Another major area of difference between a compact digicam and a digital SLR is in the ability to select focus modes. Whereas a compact camera focuses on a subject and then captures the image, a dSLR can easily shoot in Continuous Focus mode, tracking a moving subject and keeping it in focus until, and even after, you press the shutter button.
Continuous Focus, sometimes called Servo, or AI, or Predictive Auto Focus, is designed for sports and wildlife photography where the subject is moving and the photographer is panning the camera along with the subject prior to capturing the image. This mode works on most cameras by pressing the shutter button halfway to activate the metering and focus tracking. (Some cameras have alternative ways to activate focus.) Depending on your camera, one or more focus points (Figure 2.25) will lock onto the subject, and as it moves the lens will change focus to keep the subject sharp.
Figure 2.25. Most digital SLRs have multiple focus points to select from.

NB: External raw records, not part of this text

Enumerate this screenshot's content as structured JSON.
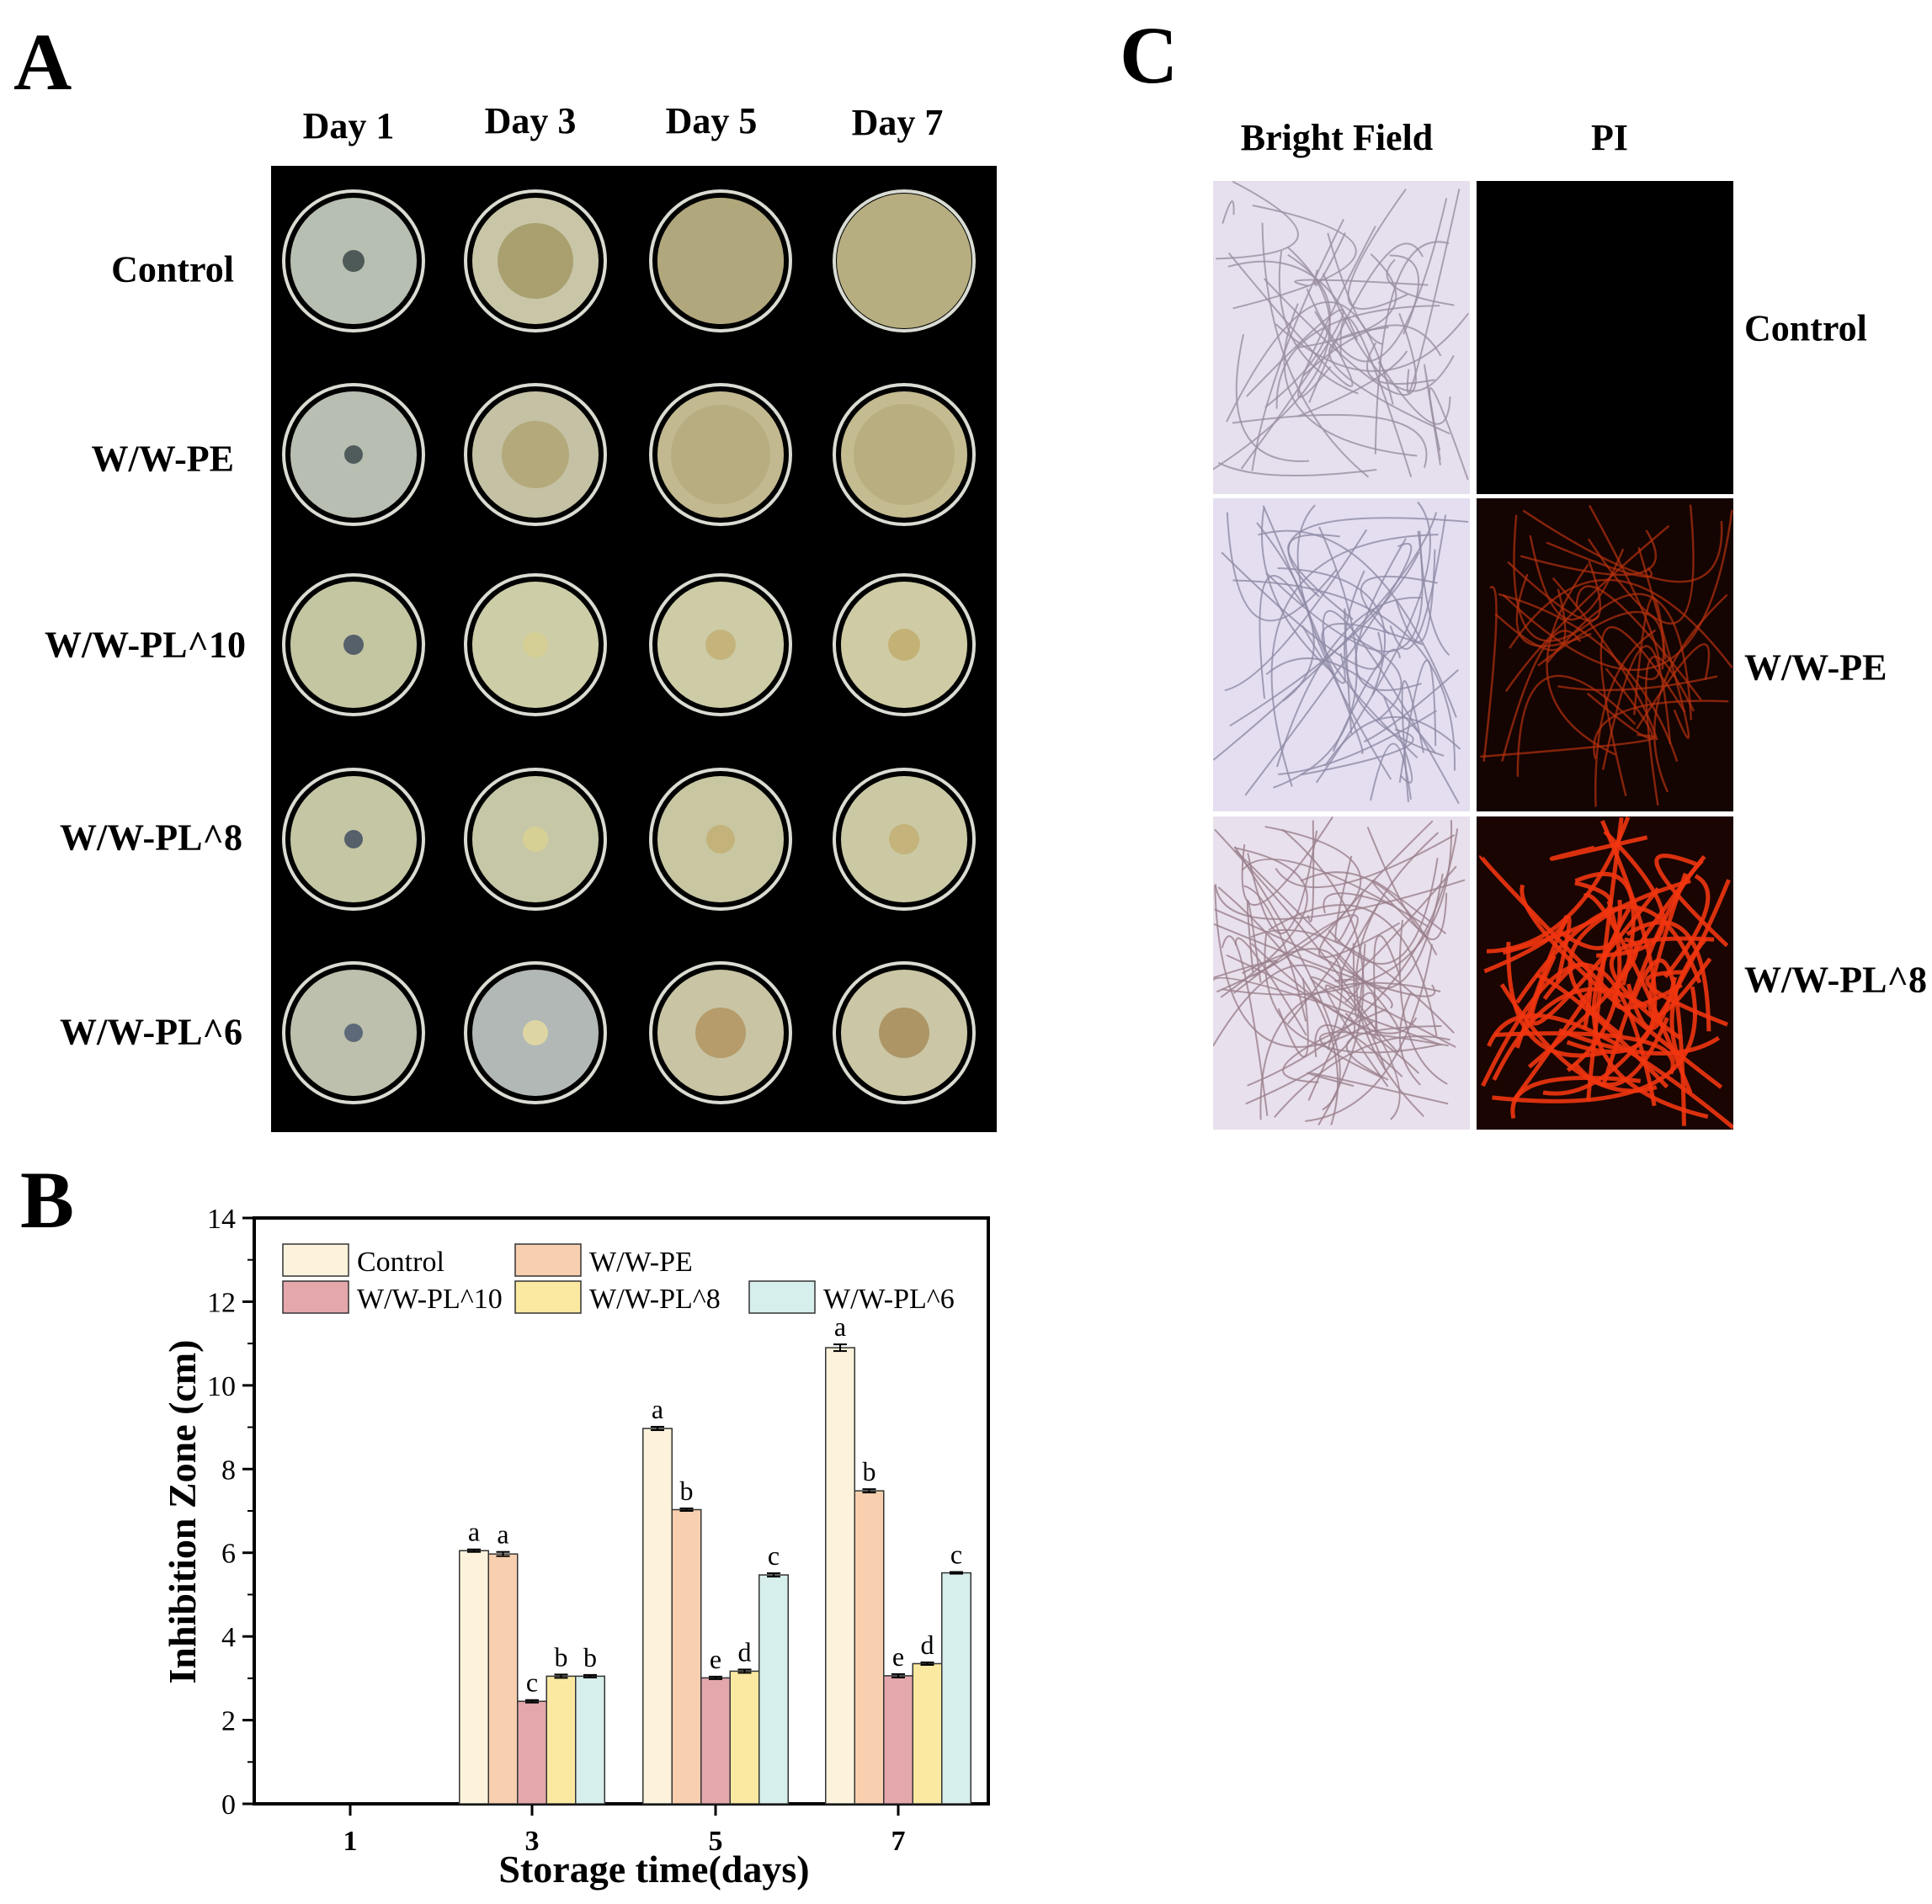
{
  "panels": {
    "A": "A",
    "B": "B",
    "C": "C"
  },
  "panel_a": {
    "days": [
      "Day 1",
      "Day 3",
      "Day 5",
      "Day 7"
    ],
    "rows": [
      "Control",
      "W/W-PE",
      "W/W-PL^10",
      "W/W-PL^8",
      "W/W-PL^6"
    ]
  },
  "panel_c": {
    "columns": [
      "Bright Field",
      "PI"
    ],
    "rows": [
      "Control",
      "W/W-PE",
      "W/W-PL^8"
    ]
  },
  "chart_data": {
    "type": "bar",
    "xlabel": "Storage time(days)",
    "ylabel": "Inhibition Zone (cm)",
    "categories": [
      "1",
      "3",
      "5",
      "7"
    ],
    "ylim": [
      0,
      14
    ],
    "yticks": [
      0,
      2,
      4,
      6,
      8,
      10,
      12,
      14
    ],
    "legend_position": "top-left",
    "series": [
      {
        "name": "Control",
        "color": "#fdf3dc",
        "values": [
          null,
          6.05,
          8.97,
          10.9
        ],
        "errors": [
          null,
          0.03,
          0.04,
          0.08
        ],
        "letters": [
          "",
          "a",
          "a",
          "a"
        ]
      },
      {
        "name": "W/W-PE",
        "color": "#f8cfaf",
        "values": [
          null,
          5.97,
          7.03,
          7.48
        ],
        "errors": [
          null,
          0.05,
          0.03,
          0.04
        ],
        "letters": [
          "",
          "a",
          "b",
          "b"
        ]
      },
      {
        "name": "W/W-PL^10",
        "color": "#e4a7ac",
        "values": [
          null,
          2.45,
          3.01,
          3.06
        ],
        "errors": [
          null,
          0.03,
          0.03,
          0.04
        ],
        "letters": [
          "",
          "c",
          "e",
          "e"
        ]
      },
      {
        "name": "W/W-PL^8",
        "color": "#fbe9a2",
        "values": [
          null,
          3.05,
          3.17,
          3.35
        ],
        "errors": [
          null,
          0.04,
          0.04,
          0.03
        ],
        "letters": [
          "",
          "b",
          "d",
          "d"
        ]
      },
      {
        "name": "W/W-PL^6",
        "color": "#d7efec",
        "values": [
          null,
          3.05,
          5.47,
          5.52
        ],
        "errors": [
          null,
          0.03,
          0.04,
          0.02
        ],
        "letters": [
          "",
          "b",
          "c",
          "c"
        ]
      }
    ]
  }
}
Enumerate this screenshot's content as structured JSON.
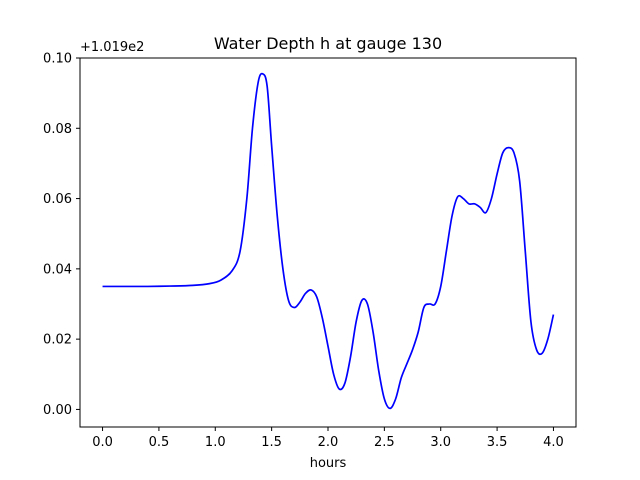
{
  "chart_data": {
    "type": "line",
    "title": "Water Depth h at gauge 130",
    "xlabel": "hours",
    "ylabel": "",
    "offset_text": "+1.019e2",
    "xlim": [
      -0.2,
      4.2
    ],
    "ylim": [
      -0.005,
      0.1
    ],
    "grid": false,
    "xticks": [
      0.0,
      0.5,
      1.0,
      1.5,
      2.0,
      2.5,
      3.0,
      3.5,
      4.0
    ],
    "xtick_labels": [
      "0.0",
      "0.5",
      "1.0",
      "1.5",
      "2.0",
      "2.5",
      "3.0",
      "3.5",
      "4.0"
    ],
    "yticks": [
      0.0,
      0.02,
      0.04,
      0.06,
      0.08,
      0.1
    ],
    "ytick_labels": [
      "0.00",
      "0.02",
      "0.04",
      "0.06",
      "0.08",
      "0.10"
    ],
    "series": [
      {
        "color": "#0000ff",
        "x": [
          0.0,
          0.2,
          0.4,
          0.6,
          0.8,
          0.95,
          1.05,
          1.15,
          1.22,
          1.28,
          1.33,
          1.38,
          1.42,
          1.46,
          1.5,
          1.55,
          1.6,
          1.65,
          1.7,
          1.75,
          1.8,
          1.85,
          1.9,
          1.95,
          2.0,
          2.05,
          2.1,
          2.15,
          2.2,
          2.25,
          2.3,
          2.35,
          2.4,
          2.45,
          2.5,
          2.55,
          2.6,
          2.65,
          2.7,
          2.75,
          2.8,
          2.85,
          2.9,
          2.95,
          3.0,
          3.05,
          3.1,
          3.15,
          3.2,
          3.25,
          3.3,
          3.35,
          3.4,
          3.45,
          3.5,
          3.55,
          3.6,
          3.65,
          3.7,
          3.75,
          3.8,
          3.85,
          3.9,
          3.95,
          4.0
        ],
        "y": [
          0.035,
          0.035,
          0.035,
          0.0351,
          0.0353,
          0.0358,
          0.0368,
          0.0395,
          0.045,
          0.06,
          0.08,
          0.093,
          0.0955,
          0.092,
          0.075,
          0.055,
          0.04,
          0.031,
          0.029,
          0.0305,
          0.033,
          0.034,
          0.032,
          0.026,
          0.018,
          0.01,
          0.0058,
          0.0075,
          0.015,
          0.025,
          0.031,
          0.03,
          0.022,
          0.011,
          0.003,
          0.0003,
          0.003,
          0.009,
          0.013,
          0.017,
          0.022,
          0.029,
          0.03,
          0.03,
          0.035,
          0.045,
          0.055,
          0.0605,
          0.06,
          0.0585,
          0.0585,
          0.0575,
          0.056,
          0.06,
          0.067,
          0.073,
          0.0745,
          0.073,
          0.065,
          0.045,
          0.025,
          0.017,
          0.016,
          0.02,
          0.027
        ]
      }
    ]
  }
}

When you're ready to capture the image, press the shutter the rest of the way down. You need to be careful when using Continuous Focus mode. It's entirely possible and all too easy to end up with photos that are out of focus and blurry (trust me, I have hundreds of examples). Unless your subject is moving, I suggest you use Single Shot Focus mode (see the next section), which requires your camera to be in focus before taking the photo.
Single Shot Focus
As its name suggests, Single Shot Focus mode locks onto a focus point as the shutter button is pressed and then stays there. Unlike Continuous Focus Mode, which locks into, follows, and maintains focus on a moving subject, Single Shot Focus mode doesn't release the shutter until the camera has focused on the subject. Once you've locked focus on the subject, you can then press the shutter button halfway and recompose the scene, repositioning the subject in another part of the frame. As long as the shutter remains pressed halfway, and the subject hasn't moved, it will remain in focus.